Pantalon de cavalière et manteau de cérémonie: découverte du vestiaire exceptionnel d’une momie de la Route de la soie
Sur le site archéologique de Niya, dans l’actuelle région autonome ouïghoure du Xinjiang, une équipe sino-japonaise a mis au jour à la fin du 20e siècle plusieurs tombes intactes contenant encore des défunts, mais aussi leurs vêtements, accessoires et autres objets funéraires. Malgré la rareté des bijoux précieux, la qualité des tissus – de la soie à motifs polychromes – et certains insignes laissent penser qu’il s’agit de souverains ayant vécu entre le 2e siècle avant notre ère et le 4e siècle de notre ère. À cette époque, Niya était une ville cosmopolite ; elle se trouvait sur le trajet de la première Route de la soie (100 avant notre ère-250 de notre ère), un terme qui désigne non seulement « un commerce transcontinental et maritime », mais aussi une forme de « mondialisation archaïque » par le biais d’une « interaction économique et sociale de grande envergure », expliquent les chercheurs dans la revue Archæological Research in Asia.

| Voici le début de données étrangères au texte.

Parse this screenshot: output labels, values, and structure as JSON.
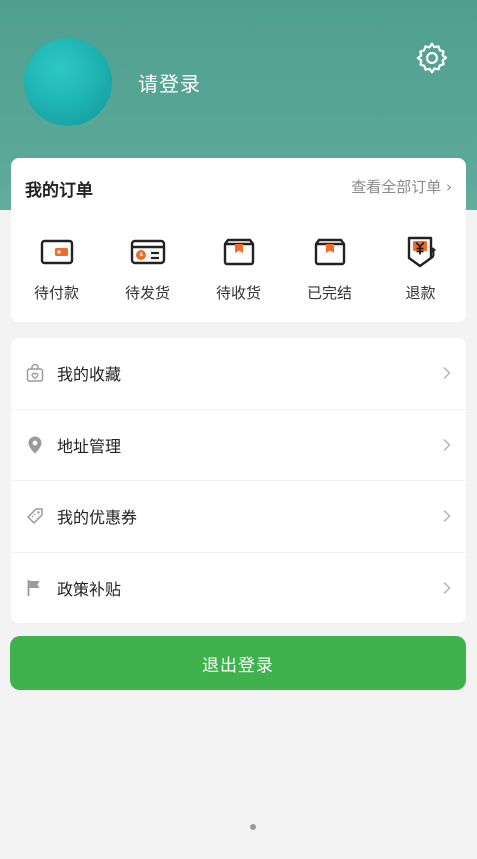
{
  "header": {
    "login_prompt": "请登录"
  },
  "orders": {
    "title": "我的订单",
    "view_all": "查看全部订单 ›",
    "items": [
      {
        "label": "待付款",
        "icon": "wallet-icon"
      },
      {
        "label": "待发货",
        "icon": "card-clock-icon"
      },
      {
        "label": "待收货",
        "icon": "box-icon"
      },
      {
        "label": "已完结",
        "icon": "box-icon"
      },
      {
        "label": "退款",
        "icon": "yen-refund-icon"
      }
    ]
  },
  "menu": {
    "items": [
      {
        "label": "我的收藏",
        "icon": "favorites-bag-icon"
      },
      {
        "label": "地址管理",
        "icon": "location-pin-icon"
      },
      {
        "label": "我的优惠券",
        "icon": "coupon-icon"
      },
      {
        "label": "政策补贴",
        "icon": "flag-icon"
      }
    ]
  },
  "logout_label": "退出登录",
  "colors": {
    "header": "#5aa797",
    "accent_orange": "#f26b2a",
    "logout_green": "#3fb24e"
  }
}
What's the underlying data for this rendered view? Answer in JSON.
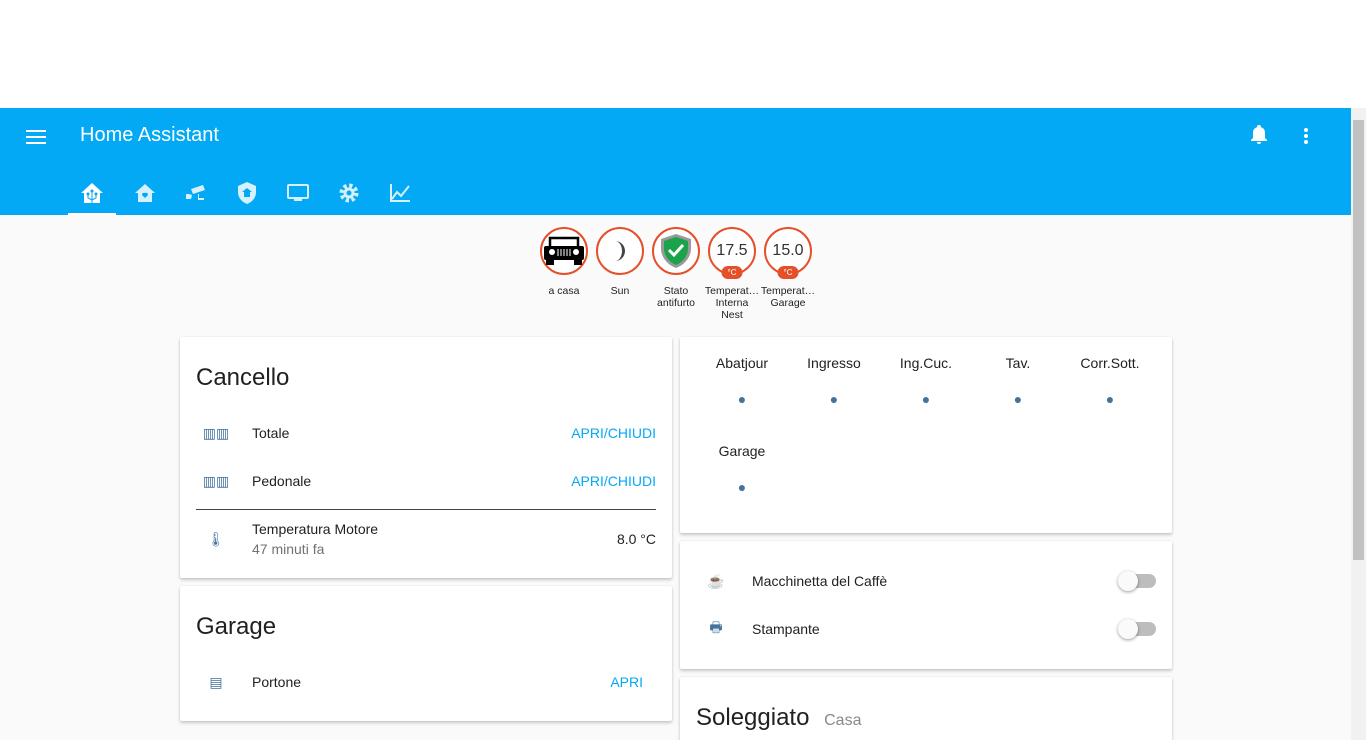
{
  "header": {
    "title": "Home Assistant"
  },
  "tabs": [
    {
      "icon": "home-assistant-icon"
    },
    {
      "icon": "home-heart-icon"
    },
    {
      "icon": "cctv-icon"
    },
    {
      "icon": "shield-home-icon"
    },
    {
      "icon": "monitor-icon"
    },
    {
      "icon": "gear-icon"
    },
    {
      "icon": "chart-line-icon"
    }
  ],
  "badges": [
    {
      "label": "a casa",
      "icon": "jeep-icon"
    },
    {
      "label": "Sun",
      "icon": "moon-icon"
    },
    {
      "label": "Stato antifurto",
      "icon": "shield-check-icon"
    },
    {
      "label": "Temperat… Interna Nest",
      "value": "17.5",
      "unit": "°C"
    },
    {
      "label": "Temperat… Garage",
      "value": "15.0",
      "unit": "°C"
    }
  ],
  "cancello": {
    "title": "Cancello",
    "rows": [
      {
        "name": "Totale",
        "action": "APRI/CHIUDI"
      },
      {
        "name": "Pedonale",
        "action": "APRI/CHIUDI"
      }
    ],
    "sensor": {
      "name": "Temperatura Motore",
      "sub": "47 minuti fa",
      "value": "8.0 °C"
    }
  },
  "garage": {
    "title": "Garage",
    "rows": [
      {
        "name": "Portone",
        "action": "APRI"
      }
    ]
  },
  "lights": [
    "Abatjour",
    "Ingresso",
    "Ing.Cuc.",
    "Tav.",
    "Corr.Sott.",
    "Garage"
  ],
  "switches": [
    {
      "name": "Macchinetta del Caffè"
    },
    {
      "name": "Stampante"
    }
  ],
  "soleggiato": {
    "title": "Soleggiato",
    "subtitle": "Casa"
  },
  "colors": {
    "primary": "#03a9f4",
    "badge": "#e4502a",
    "icon": "#44739e"
  }
}
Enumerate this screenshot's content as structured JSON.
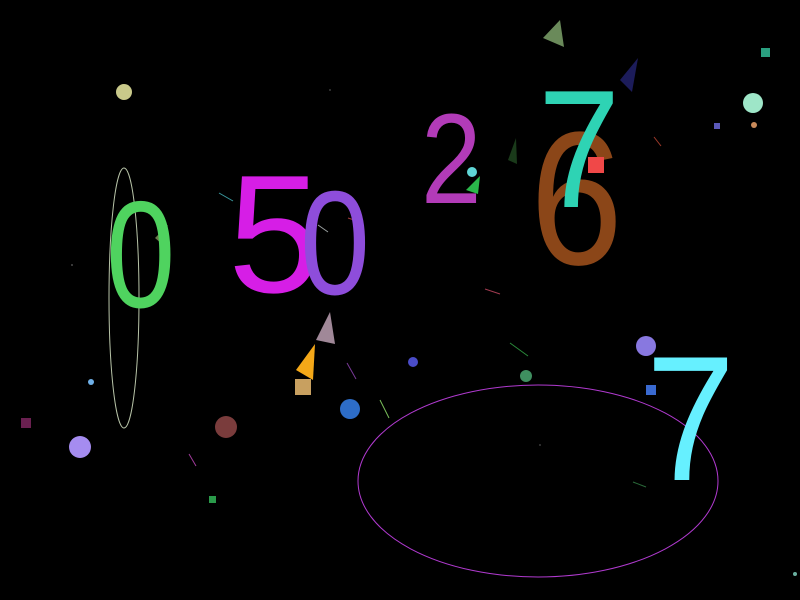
{
  "digits": [
    {
      "id": "d0a",
      "text": "0",
      "color": "#4fd35f"
    },
    {
      "id": "d5",
      "text": "5",
      "color": "#d61ee6"
    },
    {
      "id": "d0b",
      "text": "0",
      "color": "#8e4ddb"
    },
    {
      "id": "d2",
      "text": "2",
      "color": "#b23bb8"
    },
    {
      "id": "d6",
      "text": "6",
      "color": "#8b4618"
    },
    {
      "id": "d7a",
      "text": "7",
      "color": "#2ed3b4"
    },
    {
      "id": "d7b",
      "text": "7",
      "color": "#66f0ff"
    }
  ],
  "background": "#000000"
}
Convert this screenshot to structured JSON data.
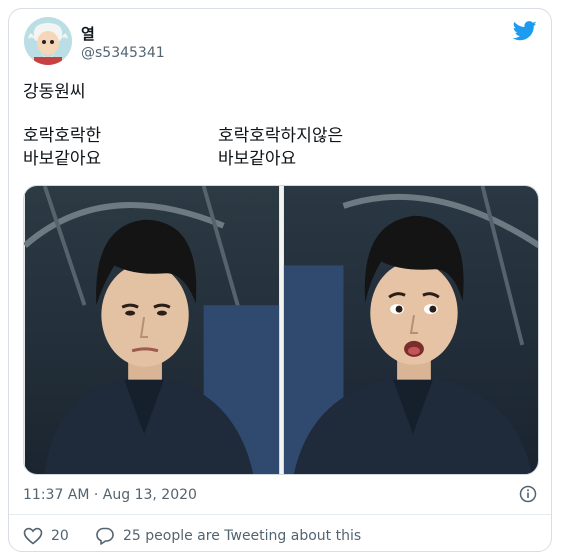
{
  "author": {
    "display_name": "열",
    "handle": "@s5345341",
    "avatar": "cartoon-avatar"
  },
  "brand": {
    "icon": "twitter-bird-icon",
    "color": "#1d9bf0"
  },
  "tweet": {
    "text": "강동원씨",
    "left_caption": [
      "호락호락한",
      "바보같아요"
    ],
    "right_caption": [
      "호락호락하지않은",
      "바보같아요"
    ],
    "timestamp": "11:37 AM · Aug 13, 2020"
  },
  "actions": {
    "like_icon": "heart-icon",
    "like_count": "20",
    "reply_icon": "speech-bubble-icon",
    "reply_text": "25 people are Tweeting about this",
    "info_icon": "info-icon"
  }
}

Les vêtements sont des marqueurs culturels et sociaux
Pour prendre la mesure de ces échanges entre populations, les chercheurs s’attachent à étudier les vêtements de l’époque, dans la mesure où ils agissent en tant que « marqueurs de régions géographiques et climatiques, de savoirs et de traditions artisanales ainsi que de statuts sociaux ». Par exemple, la première étude de cas réalisée dans le cadre du projet portait sur la tenue de laine d’un homme ayant vécu vers 1000 avant notre ère dans l’oasis de Tourfan, sur la branche nord de la Route de la soie, ce qui a permis de mettre en évidence « la diffusion des technologies de tissage de l’Asie occidentale et du Caucase vers l’Asie centrale et orientale, ainsi que leur adaptation locale », rapportent les chercheurs.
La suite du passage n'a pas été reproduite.